Love, War, Gore and Utopia @ BYOB Party in August 2019 (Part 2)
We started the BYOB Party talking about whether the drives within us to succeed are to be harnessed and overcome or fulfilled. Ayush moved on to the realm of romance. A friend challenged him to write a humorous love story, and during his research he realized that most love stories were badly written, displaying sexism and a very black and white unrealistic understanding of characters. Except for one book which was hidden at the end of a shelf.
Bitter Honeymoon and Other Stories by Alberto Moravia was one such book. The book talks about the need for physical intimacy for love to happen and also how this very same intimacy can lead to problems in love. “I enjoyed the intelligent exposition of love,” Ayush said.
To understand more about writing humor, Ayush picked up a book called Monarch in the Glen by Compton Mackenzie, a British novelist who wrote over a hundred novels, plays, and biographies. The story chronicles the evils of capitalism and revolves around Chester Royde, an American millionaire who goes to Scotland and an ensuing war declared on a bunch of hikers. The hilarious laugh riot has been adapted into a TV series as well.
Prerana is no fan of classics but she took a chance with the Strange Case of Dr Jekyll and Mr Hyde by Robert Louis Stevenson and she did not regret it. The author explores the notion of the double, a popular theme in the nineteenth century (take Dostoevsky’s The Double and Mary Shelley’s Frankenstein). Stevenson explored the theme of the Victorian gentleman’s split personality. Stevenson speaks about the life of a doctor in those times and the ills of the society that drove him into personality disorder. Someone in the group reminisced that the story resembled that of the Incredible Hulk and mentioned the Lucifer effect, a psychological term that explains how good people turn evil. You might want to know more about William Brodie who inspired this tale.

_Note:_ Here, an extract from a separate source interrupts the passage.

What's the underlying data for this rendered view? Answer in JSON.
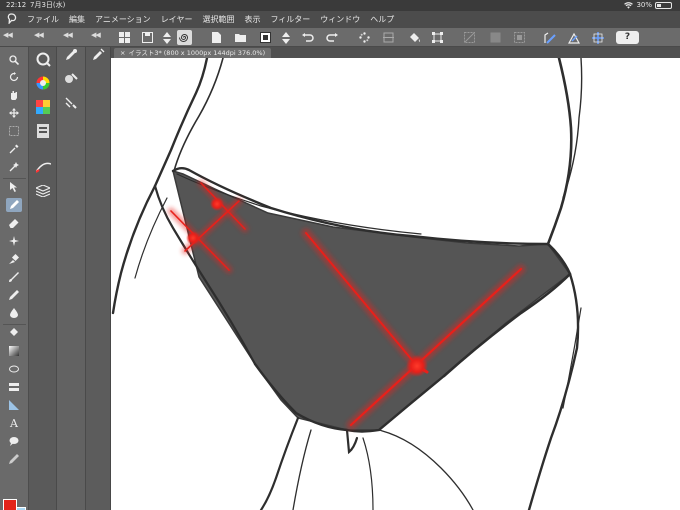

Priya spoke about an interesting book called Seeking Begumpura: The Social Vision of Anticaste Intellectuals by Gail Omvedt. This book features versions of the Indian utopia. It was a bhakti radical called Ravidas, a tanner, who envisioned a place called Begumpura, a casteless city. Omvedt brings to light progressive voices from medieval India like Chokhamela, Janabai, Kabir, Ravidas, Tukaram, the Kartabhajas, Phule, Iyothee Thass, Pandita Ramabai, Periyar and Ambedkar.
Priya returned to the love story theme when she mentioned a chronological tale called The Time Traveler’s Wife by Audrey Niffenegger. The story revolves around a strange relationship where the husband is able to travel through time since he suffers from a rare condition where his genetic clock periodically adjusts itself, causing him to go to the past or the future. You can watch Niffenegger speak about her book in interviews Part 1 and Part 2.